Search for Missouri university president begins
Thursday, January 27, 2011
COLUMBIA (AP) — University of Missouri curators agreed Thursday to hire an executive search firm in the hunt for the four-campus system’s next president, saying they will take their time to ensure they find the best possible candidate.
The governing board’s nine remaining members voted unanimously to solicit search firms as they seek to replace former Sprint Nextel chief executive Gary Forsee, who stepped down in early January to care for his ill wife. Acting president Steve Owens, the university system’s general counsel, has said he is not interested in the permanent job.
The vote Thursday marked the start of what university officials expect to be a six- to 12-month process. And with Owens at the helm, they aren’t in a particular rush.

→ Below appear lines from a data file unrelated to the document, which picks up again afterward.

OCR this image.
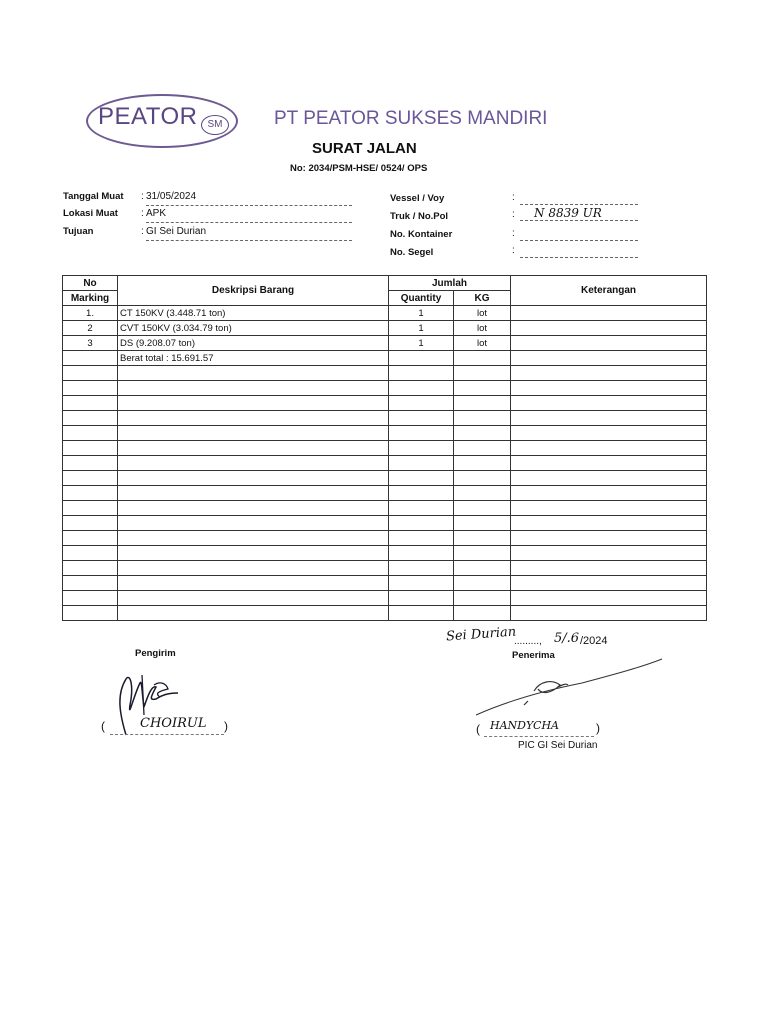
PEATOR	SM	PT PEATOR SUKSES MANDIRI
SURAT JALAN
No: 2034/PSM-HSE/ 0524/ OPS
Tanggal Muat : 31/05/2024
Lokasi Muat : APK
Tujuan	: GI Sei Durian
Vessel / Voy	:
Truk / No.Pol	:	N 8839 UR
No. Kontainer	:
No. Segel	:
No	Deskripsi Barang	Jumlah		Keterangan
Marking		Quantity	KG	
1.	CT 150KV (3.448.71 ton)	1	lot	
2	CVT 150KV (3.034.79 ton)	1	lot	
3	DS (9.208.07 ton)	1	lot	
	Berat total : 15.691.57			

Sei Durian
........., 5/.6 /2024
Pengirim
(	CHOIRUL )
Penerima
( HANDYCHA	)
PIC GI Sei Durian
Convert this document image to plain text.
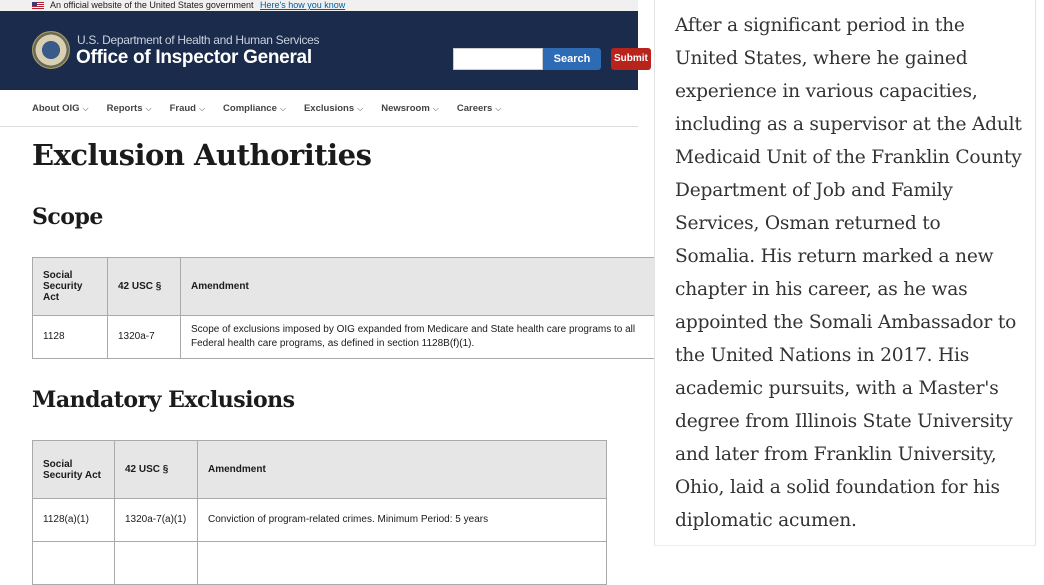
An official website of the United States government Here's how you know
U.S. Department of Health and Human Services
Office of Inspector General	Search	Submit
About OIG ⌵ Reports ⌵ Fraud ⌵ Compliance ⌵ Exclusions ⌵ Newsroom ⌵ Careers ⌵
Exclusion Authorities
Scope
Social Security Act	42 USC §	Amendment
1128	1320a-7	Scope of exclusions imposed by OIG expanded from Medicare and State health care programs to all Federal health care programs, as defined in section 1128B(f)(1).
Mandatory Exclusions
Social Security Act	42 USC §	Amendment
1128(a)(1)	1320a-7(a)(1)	Conviction of program-related crimes. Minimum Period: 5 years

After a significant period in the United States, where he gained experience in various capacities, including as a supervisor at the Adult Medicaid Unit of the Franklin County Department of Job and Family Services, Osman returned to Somalia. His return marked a new chapter in his career, as he was appointed the Somali Ambassador to the United Nations in 2017. His academic pursuits, with a Master's degree from Illinois State University and later from Franklin University, Ohio, laid a solid foundation for his diplomatic acumen.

“Having an interim university president who hits the ground running allows us a lot more time to be deliberate,” said board chairman Warren Erdman. “It does take some pressure off the search. You don’t want the schedule to dictate a poor outcome.”
The search process that culminated in Forsee’s hiring in late 2007 took about 10 months. Gordon Lamb, another experienced university leader, was interim president during that stretch.
An informal timeline released Thursday indicates that curators expect to begin interviewing candidates in April and May. By then, they hope to be joined by four new members pending one final appointment from Gov. Jay Nixon and approval by state lawmakers.
Nixon announced this week the nominations of Columbia attorney Craig Van Matre, St. Louis businessman David Steward and Cassville attorney Donald Cupps to the 10-member board.
Getting the new members involved in the search is critical, said outgoing curator John Carnahan.
“You need to get them into this process as soon as possible,” he said.
As with the 2007 presidential search, curators plan to appoint a 19-member advisory committee of faculty members, alumni and others who would offer suggestions to the board, which has final hiring approval. The advisory committee would also vet finalists for curator consideration.
Members of the public will also be able to weigh in on the presidential search — not about particular comments but instead the desired qualities of the next university leader. A series of seven public forums are planned across the state in early March, with each event featuring at least one curator, a search firm representative and other university officials.